Я оплакивал свою погибшую жизнь, свое глубокое нравственное падение, страшно расстроившее мое воображение и нервы и доведшее меня до отчаяния, что я, сопричастясь бездне грязных пороков, уже недостоин и не могу взглянуть в светлые глаза моей матери, – что я лишил себя права обнять ее и принять ее поцелуй на мое скверное лицо, которое действительно осунулось и жестоко изменилось. Это произошло от большого нравственного страдания и мук, которые я испытывал, казня себя за всю развращенность, столь быстро усвоенную мною с тех пор, как я очутился на воле. Оплакивая в канаве свое падение, я проникался духом смирения: я порицал свободу (и это так рано!), и жаждал какой-то сладкой неволи, и тосковал о каком-то рабстве – рабстве сладком, добром, смирном, покорном и покойном, – словом, о рабстве приязни и попечительности дружбы, которая бы потребовала от меня отчета и нанесла бы мне заслуженные мною укоры, нанесла бы тоном глубоким и сильным, но таким, который бы неизбежно смягчался и открывал мне будущее в спокойном свете. Но где же такой друг, перед которым бы я мог подвергнуть себя такому сладостному самобичеванию? – Где? Великий боже! меня словно осыпало горячим песком: как же я смею роптать, что у меня нет друга! Как мог я в эти минуты позабыть о ней, о той доброй сестре моего тверского товарища, которая умела так ловко поправить мою ошибку на вечере у их отца и так великодушно меня обласкала и прислала мне на дорогу книгу и пирогов? Разве это еще не дружба, и притом не более чем обыкновенная дружба – дружба с женщиной!

О, какое это было сладостное воспоминание! я почувствовал в сердце болезненно-сладкий укол, который, подыскивая сравнение, могу приравнивать к прикосновению гальванического тока; свежая, я лучше бы хотел сказать: глупая, молодая кровь ртутью пробежала по моим жилам, я почувствовал, что я люблю и, по всей вероятности, сам взаимно любим… Иначе это не могло быть! Я вскочил на ноги, схватился руками за грудь * и зашатался. Мне показалось, что в этой сорной канаве я как будто снова нашел мою потерянную чистоту, – и вот я, упершись руками в края канавы, выскочил и бросился бежать со всех ног в город. Здесь я купил в лавке бумаги и конверт и сел за столом в кухне писать письмо к моей пафосской богине * , в которой женщина для меня нимало не затмевала божественный, мною созданный образ; я любил ее, ко не иначе, как смертный может любить богиню, – и не предполагал, чтобы несомненная ее любовь ко мне имела другой характер, не соответствующий разнице наших отношений.

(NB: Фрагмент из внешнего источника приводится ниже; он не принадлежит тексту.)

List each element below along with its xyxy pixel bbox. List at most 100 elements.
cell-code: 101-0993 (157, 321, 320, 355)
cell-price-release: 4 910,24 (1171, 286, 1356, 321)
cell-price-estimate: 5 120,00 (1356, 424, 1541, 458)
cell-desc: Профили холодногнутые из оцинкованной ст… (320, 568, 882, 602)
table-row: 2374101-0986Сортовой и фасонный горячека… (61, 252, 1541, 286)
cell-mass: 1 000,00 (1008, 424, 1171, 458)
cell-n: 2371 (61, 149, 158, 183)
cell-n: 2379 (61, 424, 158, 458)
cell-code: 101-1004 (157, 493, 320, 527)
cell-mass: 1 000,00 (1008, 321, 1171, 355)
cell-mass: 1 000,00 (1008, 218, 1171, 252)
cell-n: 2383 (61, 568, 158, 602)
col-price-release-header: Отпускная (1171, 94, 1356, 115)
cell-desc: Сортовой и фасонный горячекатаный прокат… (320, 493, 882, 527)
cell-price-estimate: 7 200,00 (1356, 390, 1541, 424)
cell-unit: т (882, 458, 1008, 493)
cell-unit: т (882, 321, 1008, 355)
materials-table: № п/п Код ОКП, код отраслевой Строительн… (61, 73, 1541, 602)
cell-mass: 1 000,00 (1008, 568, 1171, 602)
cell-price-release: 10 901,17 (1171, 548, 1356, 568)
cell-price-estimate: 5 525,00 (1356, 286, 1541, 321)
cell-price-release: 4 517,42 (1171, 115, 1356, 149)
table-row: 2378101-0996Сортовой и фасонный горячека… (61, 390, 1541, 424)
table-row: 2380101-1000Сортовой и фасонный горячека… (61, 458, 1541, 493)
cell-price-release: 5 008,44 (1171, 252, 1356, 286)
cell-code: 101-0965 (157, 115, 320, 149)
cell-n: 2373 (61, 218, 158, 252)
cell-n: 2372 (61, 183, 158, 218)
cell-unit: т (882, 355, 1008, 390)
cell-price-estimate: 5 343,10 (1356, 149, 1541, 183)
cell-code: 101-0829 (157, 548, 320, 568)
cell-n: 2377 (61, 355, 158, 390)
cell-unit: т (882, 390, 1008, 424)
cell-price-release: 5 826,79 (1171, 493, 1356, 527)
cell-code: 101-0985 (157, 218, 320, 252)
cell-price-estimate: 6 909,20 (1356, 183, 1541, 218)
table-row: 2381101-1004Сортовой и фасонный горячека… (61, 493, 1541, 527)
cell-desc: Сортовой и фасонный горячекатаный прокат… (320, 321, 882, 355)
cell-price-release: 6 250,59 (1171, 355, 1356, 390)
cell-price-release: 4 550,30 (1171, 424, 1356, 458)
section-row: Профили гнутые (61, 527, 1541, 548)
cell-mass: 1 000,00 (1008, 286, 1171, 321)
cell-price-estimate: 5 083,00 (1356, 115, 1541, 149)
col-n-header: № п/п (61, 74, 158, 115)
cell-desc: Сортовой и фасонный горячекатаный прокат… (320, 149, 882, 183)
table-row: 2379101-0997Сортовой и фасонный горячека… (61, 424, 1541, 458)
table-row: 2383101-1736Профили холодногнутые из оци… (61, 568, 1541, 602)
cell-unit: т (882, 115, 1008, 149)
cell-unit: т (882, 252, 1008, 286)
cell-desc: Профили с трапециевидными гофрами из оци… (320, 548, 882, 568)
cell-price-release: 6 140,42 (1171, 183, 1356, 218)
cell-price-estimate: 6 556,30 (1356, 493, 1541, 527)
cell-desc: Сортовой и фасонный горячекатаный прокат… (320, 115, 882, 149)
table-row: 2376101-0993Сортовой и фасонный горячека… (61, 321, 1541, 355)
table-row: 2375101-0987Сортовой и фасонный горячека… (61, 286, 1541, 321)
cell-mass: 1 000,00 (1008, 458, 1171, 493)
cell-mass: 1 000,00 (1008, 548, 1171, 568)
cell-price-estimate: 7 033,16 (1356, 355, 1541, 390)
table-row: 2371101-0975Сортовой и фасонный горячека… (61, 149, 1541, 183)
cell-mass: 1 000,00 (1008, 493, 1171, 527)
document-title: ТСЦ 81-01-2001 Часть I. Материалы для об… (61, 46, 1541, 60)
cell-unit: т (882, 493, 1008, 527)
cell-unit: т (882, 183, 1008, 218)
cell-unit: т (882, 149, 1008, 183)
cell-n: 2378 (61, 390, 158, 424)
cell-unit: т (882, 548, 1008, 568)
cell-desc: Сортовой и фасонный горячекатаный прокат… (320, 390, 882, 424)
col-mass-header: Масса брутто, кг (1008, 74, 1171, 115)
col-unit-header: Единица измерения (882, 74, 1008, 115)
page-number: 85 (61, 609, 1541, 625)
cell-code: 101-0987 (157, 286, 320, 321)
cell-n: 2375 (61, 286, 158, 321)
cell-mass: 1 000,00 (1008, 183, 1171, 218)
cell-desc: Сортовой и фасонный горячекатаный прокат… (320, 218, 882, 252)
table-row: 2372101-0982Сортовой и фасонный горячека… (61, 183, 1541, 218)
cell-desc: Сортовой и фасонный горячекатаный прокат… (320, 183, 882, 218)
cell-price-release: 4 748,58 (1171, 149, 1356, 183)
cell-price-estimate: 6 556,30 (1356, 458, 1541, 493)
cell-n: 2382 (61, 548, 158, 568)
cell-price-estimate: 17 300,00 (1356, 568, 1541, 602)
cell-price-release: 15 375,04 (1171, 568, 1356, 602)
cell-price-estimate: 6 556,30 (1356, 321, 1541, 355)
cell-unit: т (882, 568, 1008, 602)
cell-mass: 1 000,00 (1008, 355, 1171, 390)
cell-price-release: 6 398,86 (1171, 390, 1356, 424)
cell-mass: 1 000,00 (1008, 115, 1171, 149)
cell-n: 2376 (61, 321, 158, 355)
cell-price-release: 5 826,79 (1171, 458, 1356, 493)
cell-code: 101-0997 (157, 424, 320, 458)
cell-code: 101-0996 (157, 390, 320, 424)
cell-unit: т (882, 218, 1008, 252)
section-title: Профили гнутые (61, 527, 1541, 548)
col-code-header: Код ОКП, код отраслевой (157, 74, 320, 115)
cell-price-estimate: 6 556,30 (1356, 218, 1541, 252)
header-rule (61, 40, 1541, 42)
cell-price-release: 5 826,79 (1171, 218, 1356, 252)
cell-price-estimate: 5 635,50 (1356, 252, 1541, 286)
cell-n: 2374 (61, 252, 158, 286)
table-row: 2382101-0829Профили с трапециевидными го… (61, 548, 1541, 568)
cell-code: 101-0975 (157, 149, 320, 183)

Я хотел бы слушать ее, но слушать как внушение; я хотел бы даже прикоснуться к ней, но не иначе, как прикоснуться устами к краю ее одежды.

То, что я танцевал с нею, представлялось мне ужасным оскорблением ее величия – и я с этого начал мое весьма почтительное, но безмерно глупое письмо.

Совершая этот безумный поступок, я находил его прекрасным и не видал никакой неловкости в том, что пишу в неизвестный мне дом, к совершенно почти незнакомой мне девушке.

Но тем хуже было для меня – по всем ужасным последствиям этого, в любовном бреду совершенного, поступка.